Antiferromagnetic spinor condensates in microwave dressing fields and optical lattices

Abstract

In this thesis, I present the design and construction of several experimental parts, e.g., a spin-flip Zeeman slower, a fast feedback circuit, and some magnetic field driving circuits. An efficient method of optimizing the slower with our simulation program is explained. I also demonstrate how the efficiency of a slower strongly depends on a few of its intrinsic parameters, such as the intensity of the slowing laser beam and the length of each section in the slower. These findings lead to a simple three-step procedure of designing an optimal Zeeman slower for neutral atoms, especially for those atomic species with high initial velocities, for example lithium atoms.

In addition, we experimentally study spin dynamics of a sodium antiferromagnetic spinor condensate as a result of spin-dependent interactions c and microwave dressing field interactions characterized by the net quadratic Zeeman effect qnet. In contrast to magnetic fields, microwave dressing fields enable us to access both negative and positive values of qnet.
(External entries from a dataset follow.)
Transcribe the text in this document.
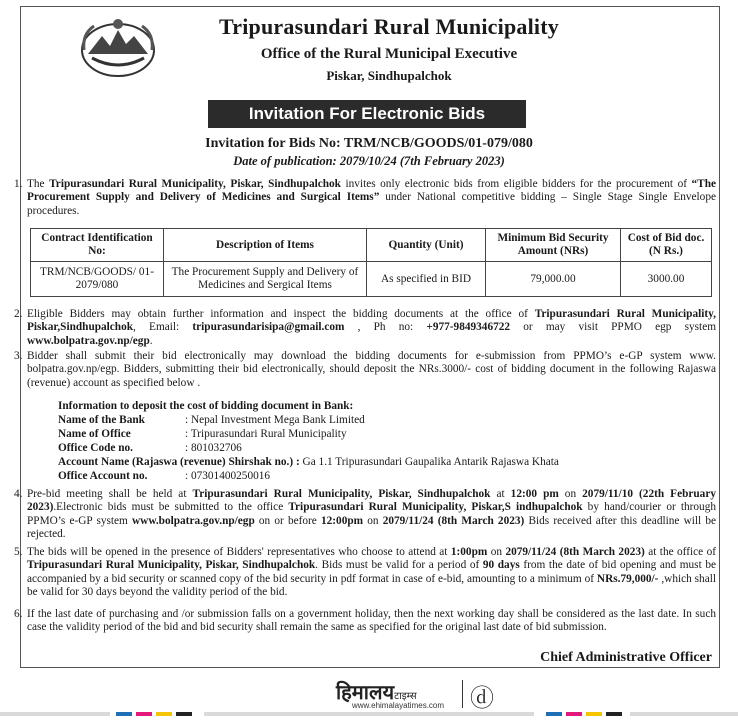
Tripurasundari Rural Municipality
Office of the Rural Municipal Executive
Piskar, Sindhupalchok
Invitation For Electronic Bids
Invitation for Bids No: TRM/NCB/GOODS/01-079/080
Date of publication: 2079/10/24 (7th February 2023)
1. The Tripurasundari Rural Municipality, Piskar, Sindhupalchok invites only electronic bids from eligible bidders for the procurement of “The Procurement Supply and Delivery of Medicines and Surgical Items” under National competitive bidding – Single Stage Single Envelope procedures.
Contract Identification No:	Description of Items	Quantity (Unit)	Minimum Bid Security Amount (NRs)	Cost of Bid doc. (N Rs.)
TRM/NCB/GOODS/ 01-2079/080	The Procurement Supply and Delivery of Medicines and Sergical Items	As specified in BID	79,000.00	3000.00
2. Eligible Bidders may obtain further information and inspect the bidding documents at the office of Tripurasundari Rural Municipality, Piskar,Sindhupalchok, Email: tripurasundarisipa@gmail.com , Ph no: +977-9849346722 or may visit PPMO egp system www.bolpatra.gov.np/egp.
3. Bidder shall submit their bid electronically may download the bidding documents for e-submission from PPMO’s e-GP system www. bolpatra.gov.np/egp. Bidders, submitting their bid electronically, should deposit the NRs.3000/- cost of bidding document in the following Rajaswa (revenue) account as specified below .
Information to deposit the cost of bidding document in Bank:
Name of the Bank	: Nepal Investment Mega Bank Limited
Name of Office	: Tripurasundari Rural Municipality
Office Code no.	: 801032706
Account Name (Rajaswa (revenue) Shirshak no.) : Ga 1.1 Tripurasundari Gaupalika Antarik Rajaswa Khata
Office Account no.	: 07301400250016
4. Pre-bid meeting shall be held at Tripurasundari Rural Municipality, Piskar, Sindhupalchok at 12:00 pm on 2079/11/10 (22th February 2023).Electronic bids must be submitted to the office Tripurasundari Rural Municipality, Piskar,S indhupalchok by hand/courier or through PPMO’s e-GP system www.bolpatra.gov.np/egp on or before 12:00pm on 2079/11/24 (8th March 2023) Bids received after this deadline will be rejected.
5. The bids will be opened in the presence of Bidders' representatives who choose to attend at 1:00pm on 2079/11/24 (8th March 2023) at the office of Tripurasundari Rural Municipality, Piskar, Sindhupalchok. Bids must be valid for a period of 90 days from the date of bid opening and must be accompanied by a bid security or scanned copy of the bid security in pdf format in case of e-bid, amounting to a minimum of NRs.79,000/- ,which shall be valid for 30 days beyond the validity period of the bid.
6. If the last date of purchasing and /or submission falls on a government holiday, then the next working day shall be considered as the last date. In such case the validity period of the bid and bid security shall remain the same as specified for the original last date of bid submission.
Chief Administrative Officer
हिमालयटाइम्स
www.ehimalayatimes.com ⓓ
We find an experimental signature to determine the sign of qnet, and observe harmonic spin population oscillations at every qnet except near each separatrix in phase space where spin oscillation period diverges. No spin domains and spatial modes are observed in our system. Our data in the negative qnet region exactly resembles what is predicted to occur in a ferromagnetic spinor condensate in the positive qnet region. This observation agrees with an important prediction derived from the mean-field theory: spin dynamics in spin-1 condensates substantially depends on the sign of qnet/c. This work may be the first to use only one atomic species to reveal mean-field spin dynamics, especially the remarkably different relationship between each separatrix and the magnetization, of spin-1 antiferromagnetic and ferromagnetic spinor condensates.